But the non-partisan agency's analysis was less optimistic than
the White House's own projections — showing that cumulative deficits
would total $6.6 trillion over 10 years, compared to $4.9 trillion
under the Obama plan when it was released in March.
A key difference between the two deficit pictures is CBO's
projection of slower economic growth, partly resulting in lower
revenue collections.
The likelihood that Congress will advance Obama's plan in its
entirety is virtually nil, but the CBO's latest analysis will feed
campaign messaging by Democrats and Republicans ahead of
congressional elections in November.
The analysis by the nonpartisan agency compares Obama's request with
a new CBO "baseline" estimate released last week that assumes no
changes to current tax and spending laws.
Obama's budget plan is loaded with policy changes, including an
assumption that sweeping immigration reforms will be enacted,
producing a net 10-year deficit reduction of $158 billion.

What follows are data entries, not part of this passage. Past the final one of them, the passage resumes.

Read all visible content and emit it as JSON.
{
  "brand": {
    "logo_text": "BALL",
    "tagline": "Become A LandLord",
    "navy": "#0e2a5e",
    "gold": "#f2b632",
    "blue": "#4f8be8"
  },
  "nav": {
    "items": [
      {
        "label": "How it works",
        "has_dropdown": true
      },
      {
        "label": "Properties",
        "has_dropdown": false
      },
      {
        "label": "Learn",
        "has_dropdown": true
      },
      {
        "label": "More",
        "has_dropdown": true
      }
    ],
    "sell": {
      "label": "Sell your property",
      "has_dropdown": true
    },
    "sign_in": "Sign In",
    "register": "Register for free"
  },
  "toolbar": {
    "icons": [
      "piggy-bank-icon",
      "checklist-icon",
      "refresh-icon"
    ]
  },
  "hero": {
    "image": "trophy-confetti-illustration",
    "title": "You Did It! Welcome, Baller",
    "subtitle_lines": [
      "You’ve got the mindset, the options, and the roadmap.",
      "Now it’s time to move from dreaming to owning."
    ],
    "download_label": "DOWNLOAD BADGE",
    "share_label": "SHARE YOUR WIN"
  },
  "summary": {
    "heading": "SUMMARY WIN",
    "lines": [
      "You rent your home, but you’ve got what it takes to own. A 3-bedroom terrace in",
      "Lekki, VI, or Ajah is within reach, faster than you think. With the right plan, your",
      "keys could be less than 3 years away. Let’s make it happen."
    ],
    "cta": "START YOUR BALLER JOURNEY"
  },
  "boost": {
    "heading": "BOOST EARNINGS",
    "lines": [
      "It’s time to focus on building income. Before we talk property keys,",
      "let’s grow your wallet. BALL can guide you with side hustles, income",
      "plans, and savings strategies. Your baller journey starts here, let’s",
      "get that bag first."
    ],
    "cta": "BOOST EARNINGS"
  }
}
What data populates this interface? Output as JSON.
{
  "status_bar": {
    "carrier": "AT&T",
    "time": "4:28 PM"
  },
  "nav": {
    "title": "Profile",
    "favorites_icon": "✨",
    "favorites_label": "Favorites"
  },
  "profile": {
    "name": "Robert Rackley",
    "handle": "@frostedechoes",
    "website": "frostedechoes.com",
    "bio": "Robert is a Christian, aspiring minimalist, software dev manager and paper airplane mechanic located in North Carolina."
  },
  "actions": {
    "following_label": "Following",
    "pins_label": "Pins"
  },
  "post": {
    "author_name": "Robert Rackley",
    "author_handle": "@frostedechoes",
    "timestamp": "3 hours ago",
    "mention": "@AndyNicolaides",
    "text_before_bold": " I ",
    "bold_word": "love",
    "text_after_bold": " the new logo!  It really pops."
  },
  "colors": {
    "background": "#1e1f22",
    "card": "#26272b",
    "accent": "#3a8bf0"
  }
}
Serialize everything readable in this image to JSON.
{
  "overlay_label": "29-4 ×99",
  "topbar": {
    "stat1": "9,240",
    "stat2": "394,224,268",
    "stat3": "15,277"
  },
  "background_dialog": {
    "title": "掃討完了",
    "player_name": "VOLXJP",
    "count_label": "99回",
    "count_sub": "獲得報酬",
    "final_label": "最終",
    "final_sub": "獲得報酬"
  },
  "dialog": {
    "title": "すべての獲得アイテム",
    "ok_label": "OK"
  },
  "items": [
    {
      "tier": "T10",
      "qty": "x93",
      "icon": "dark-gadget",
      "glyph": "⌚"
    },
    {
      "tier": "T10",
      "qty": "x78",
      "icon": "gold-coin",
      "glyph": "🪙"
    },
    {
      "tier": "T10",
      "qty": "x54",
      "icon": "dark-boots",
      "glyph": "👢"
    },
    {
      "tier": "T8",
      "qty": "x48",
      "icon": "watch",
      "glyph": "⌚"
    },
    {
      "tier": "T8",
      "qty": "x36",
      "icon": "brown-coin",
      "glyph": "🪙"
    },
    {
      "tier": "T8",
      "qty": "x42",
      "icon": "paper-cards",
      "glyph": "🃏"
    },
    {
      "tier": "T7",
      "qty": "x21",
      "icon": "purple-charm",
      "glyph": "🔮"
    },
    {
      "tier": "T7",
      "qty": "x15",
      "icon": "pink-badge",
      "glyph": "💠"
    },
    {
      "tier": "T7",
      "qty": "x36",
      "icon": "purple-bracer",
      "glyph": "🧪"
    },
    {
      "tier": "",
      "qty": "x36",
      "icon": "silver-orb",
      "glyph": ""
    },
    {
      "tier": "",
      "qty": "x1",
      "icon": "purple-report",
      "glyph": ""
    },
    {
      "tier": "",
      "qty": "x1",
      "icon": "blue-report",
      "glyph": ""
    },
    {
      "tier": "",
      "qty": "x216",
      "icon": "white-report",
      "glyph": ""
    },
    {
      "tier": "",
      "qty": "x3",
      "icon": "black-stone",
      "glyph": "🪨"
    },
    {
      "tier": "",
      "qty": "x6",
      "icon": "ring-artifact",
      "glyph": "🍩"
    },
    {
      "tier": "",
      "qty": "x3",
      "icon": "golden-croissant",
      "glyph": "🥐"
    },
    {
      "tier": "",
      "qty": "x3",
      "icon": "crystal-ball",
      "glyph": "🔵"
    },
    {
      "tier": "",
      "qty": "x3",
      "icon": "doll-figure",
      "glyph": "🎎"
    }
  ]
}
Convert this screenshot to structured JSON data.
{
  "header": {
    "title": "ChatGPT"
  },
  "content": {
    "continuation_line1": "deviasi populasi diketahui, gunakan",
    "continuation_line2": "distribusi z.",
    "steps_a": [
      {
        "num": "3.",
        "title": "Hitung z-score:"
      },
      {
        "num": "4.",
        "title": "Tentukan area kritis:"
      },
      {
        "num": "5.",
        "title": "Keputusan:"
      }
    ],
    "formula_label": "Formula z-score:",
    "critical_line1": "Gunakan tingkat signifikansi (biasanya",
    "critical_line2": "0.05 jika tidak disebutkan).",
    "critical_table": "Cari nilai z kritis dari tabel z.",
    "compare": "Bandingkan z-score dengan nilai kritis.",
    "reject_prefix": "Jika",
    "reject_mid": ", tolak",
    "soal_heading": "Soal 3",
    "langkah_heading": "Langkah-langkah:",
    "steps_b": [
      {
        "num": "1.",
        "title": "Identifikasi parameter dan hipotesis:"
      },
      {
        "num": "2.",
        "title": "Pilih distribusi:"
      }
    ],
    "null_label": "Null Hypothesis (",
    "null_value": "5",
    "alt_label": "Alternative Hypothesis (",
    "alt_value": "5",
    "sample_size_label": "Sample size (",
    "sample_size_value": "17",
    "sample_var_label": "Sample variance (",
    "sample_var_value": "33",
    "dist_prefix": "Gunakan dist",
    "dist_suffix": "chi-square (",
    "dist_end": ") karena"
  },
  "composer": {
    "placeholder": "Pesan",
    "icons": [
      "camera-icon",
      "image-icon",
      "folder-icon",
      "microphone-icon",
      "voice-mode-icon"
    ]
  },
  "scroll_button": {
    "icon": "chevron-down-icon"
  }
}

It proposes to boost revenue by limiting tax breaks for wealthy
Americans and businesses, imposing a new tax on millionaires,
raising tobacco taxes, and restoring estate and gift taxes to their
previously higher, 2009 levels.
At the same time, it would boost spending by expanding cash tax
credits for low-income Americans, canceling the "sequester"
automatic spending cuts to military and domestic programs, and
increasing funds for job training programs, among other changes.
The Republican Party's leading voice on budgetary matters,
Representative Paul Ryan, said the report shows that Obama's budget
plan "keeps getting worse" because of the tax and spending increases
it proposes.
In a statement, Ryan said that the Obama budget would never reach
balance and would run a $746 billion deficit in fiscal 2024. By
contrast, Republicans in the House of Representatives last week
passed a Ryan budget that envisions a small surplus that year after
deep cuts to domestic programs, especially those that aid the poor.
That budget contains no tax increases.
"This new report is just more confirmation: The president's budget
would take us in the wrong direction," said Ryan, the House Budget
Committee chairman. "It would take more from families to spend more
in Washington."
Democrats, who are basing their re-election campaigns on efforts to
reduce the gap between rich and poor, are expected to tout Obama's
proposals to aid the middle class and the poor.
[to top of second column] |
The CBO analysis finds that Obama's budget plan would slightly
increase deficits relative to current law in fiscal 2014 and 2015,
with annual shortfalls just above $500 billion in both years.
Deficits in later years of the 10-year budget window would begin to
rise again in both Obama's plan and the current-law CBO estimate as
growing numbers of Americans reach retirement age and draw federal
benefits. But deficits under Obama's plan in those years would be
lower than the CBO baseline as the new revenue measures gain steam
and spending on foreign wars presumably falls.
Congress can simply ignore Obama's and Ryan's budget plans because a
bipartisan deal cut last year has already set top-line spending
levels for fiscal 2015, which starts October 1. The House and Senate
are now concentrating on passing the spending bills that allocate
those funds.
However, if Republicans are successful in wresting control of the
Senate from Democrats in November, they could push through some of
the budget cuts they have advocated in Ryan's past budgets, testing
Obama's veto powers.
This would mark a significant change from the bitter budget
standoffs of recent years, which have required numerous stop-gap
spending measures and threatened government shutdowns, including the
16-day closure of federal agencies last October, said Douglas
Holtz-Eakin, a former CBO director and Republican campaign adviser
who now heads the American Action Forum, a Washington think tank.
"If it's status-quo and we get back the same cast of characters, we
will get back the same deadlock and autopilot until the after the
next presidential election in 2016," Holtz-Eakin said.